In a later episode, her estranged husband Kanye West is seen boasting about collecting a laptop from Ray J and saying his family would no longer be 'extorted'.

But furious Ray J says the reality was very different: he handed over the device stuffed with intimate photos and 'mini-videos' sent to him during their four-year relationship after he heard via Kanye that Kim was worried about what kind of material the laptop might contain.

Despite Kanye's claims of extortion, Ray J says he did not ask to be paid, did not receive any money and was happy to hand it over to allay Kim's fears.

 I've been walking on eggshells thinking I'm going to get in trouble for telling the truth and I've been holding onto it for the past 14 years and watching them humiliate me. They're celebrating my destruction

Instead, he described a four-hour meeting with Kanye at the private terminal at LAX where the pair spoke 'father to father' while the Yeezy designer sat on the floor and looked at everything on the laptop which he then took with him when he left.

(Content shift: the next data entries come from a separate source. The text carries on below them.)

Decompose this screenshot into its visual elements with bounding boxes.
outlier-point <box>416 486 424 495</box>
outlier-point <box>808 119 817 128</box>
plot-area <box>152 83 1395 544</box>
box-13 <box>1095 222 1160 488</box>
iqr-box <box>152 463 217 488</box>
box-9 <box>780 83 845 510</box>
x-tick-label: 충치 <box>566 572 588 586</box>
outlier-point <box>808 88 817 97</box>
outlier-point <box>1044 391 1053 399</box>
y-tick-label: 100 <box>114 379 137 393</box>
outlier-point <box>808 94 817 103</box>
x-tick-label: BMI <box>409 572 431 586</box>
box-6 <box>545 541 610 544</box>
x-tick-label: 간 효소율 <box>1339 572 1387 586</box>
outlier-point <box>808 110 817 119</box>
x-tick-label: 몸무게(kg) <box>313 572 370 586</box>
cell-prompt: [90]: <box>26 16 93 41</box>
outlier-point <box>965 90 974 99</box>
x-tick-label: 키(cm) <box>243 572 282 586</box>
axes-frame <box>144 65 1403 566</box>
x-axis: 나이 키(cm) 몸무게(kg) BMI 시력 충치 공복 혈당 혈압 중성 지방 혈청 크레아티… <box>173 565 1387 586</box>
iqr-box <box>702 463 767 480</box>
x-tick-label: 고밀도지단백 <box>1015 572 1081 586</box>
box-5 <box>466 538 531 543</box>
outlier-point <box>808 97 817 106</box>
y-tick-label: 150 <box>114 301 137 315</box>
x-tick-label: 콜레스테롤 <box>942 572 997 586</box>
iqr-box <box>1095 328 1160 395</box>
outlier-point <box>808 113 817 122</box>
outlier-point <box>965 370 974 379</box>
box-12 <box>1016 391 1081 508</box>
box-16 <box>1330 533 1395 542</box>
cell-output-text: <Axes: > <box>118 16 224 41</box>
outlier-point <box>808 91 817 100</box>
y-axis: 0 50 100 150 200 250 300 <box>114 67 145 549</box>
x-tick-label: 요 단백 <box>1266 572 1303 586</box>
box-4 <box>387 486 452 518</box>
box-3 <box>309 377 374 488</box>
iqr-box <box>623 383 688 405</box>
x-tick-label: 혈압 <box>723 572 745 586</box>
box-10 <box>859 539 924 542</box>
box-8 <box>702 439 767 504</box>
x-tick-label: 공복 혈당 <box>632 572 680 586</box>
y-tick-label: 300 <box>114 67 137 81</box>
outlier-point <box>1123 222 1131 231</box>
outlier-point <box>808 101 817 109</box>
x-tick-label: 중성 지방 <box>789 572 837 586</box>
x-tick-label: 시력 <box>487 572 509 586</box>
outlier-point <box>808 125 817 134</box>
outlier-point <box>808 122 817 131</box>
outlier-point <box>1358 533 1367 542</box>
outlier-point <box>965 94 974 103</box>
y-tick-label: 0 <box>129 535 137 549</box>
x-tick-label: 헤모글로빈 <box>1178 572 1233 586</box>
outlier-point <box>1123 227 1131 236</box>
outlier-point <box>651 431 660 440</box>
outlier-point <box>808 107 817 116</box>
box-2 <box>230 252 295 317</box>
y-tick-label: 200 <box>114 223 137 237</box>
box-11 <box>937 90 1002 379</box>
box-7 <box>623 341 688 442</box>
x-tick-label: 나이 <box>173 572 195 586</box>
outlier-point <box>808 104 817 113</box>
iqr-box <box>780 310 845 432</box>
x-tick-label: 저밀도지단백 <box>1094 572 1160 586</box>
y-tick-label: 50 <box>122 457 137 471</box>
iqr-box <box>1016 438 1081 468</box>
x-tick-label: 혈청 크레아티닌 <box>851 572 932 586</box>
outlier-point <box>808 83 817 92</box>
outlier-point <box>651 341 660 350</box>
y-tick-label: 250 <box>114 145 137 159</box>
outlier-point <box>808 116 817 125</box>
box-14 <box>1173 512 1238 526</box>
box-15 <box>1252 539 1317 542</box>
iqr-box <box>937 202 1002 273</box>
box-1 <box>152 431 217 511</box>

And I know a lot of people are on the Kanye hate train recently, but mother fucker man. No man deserves this kind of shit. Having to sit on the floor at LAX examining pics and vids of the mother of your kids getting dug out back in the day. And then he has to take the computer to her and leave at her feet while knowing she's banging a frail albino who used to be his friend and tattoo's HIS kids names on him like a fucking weirdo. (Don't get me started on Skete. Blog coming tomorrow).


At the end of the day, this really isn't news to anybody as its what we've all assumed to have been the case for years now. It's just good to finally have confirmation so we can put a nice bow on it. 

Somewhere Robert Kardashian is rolling in his grave.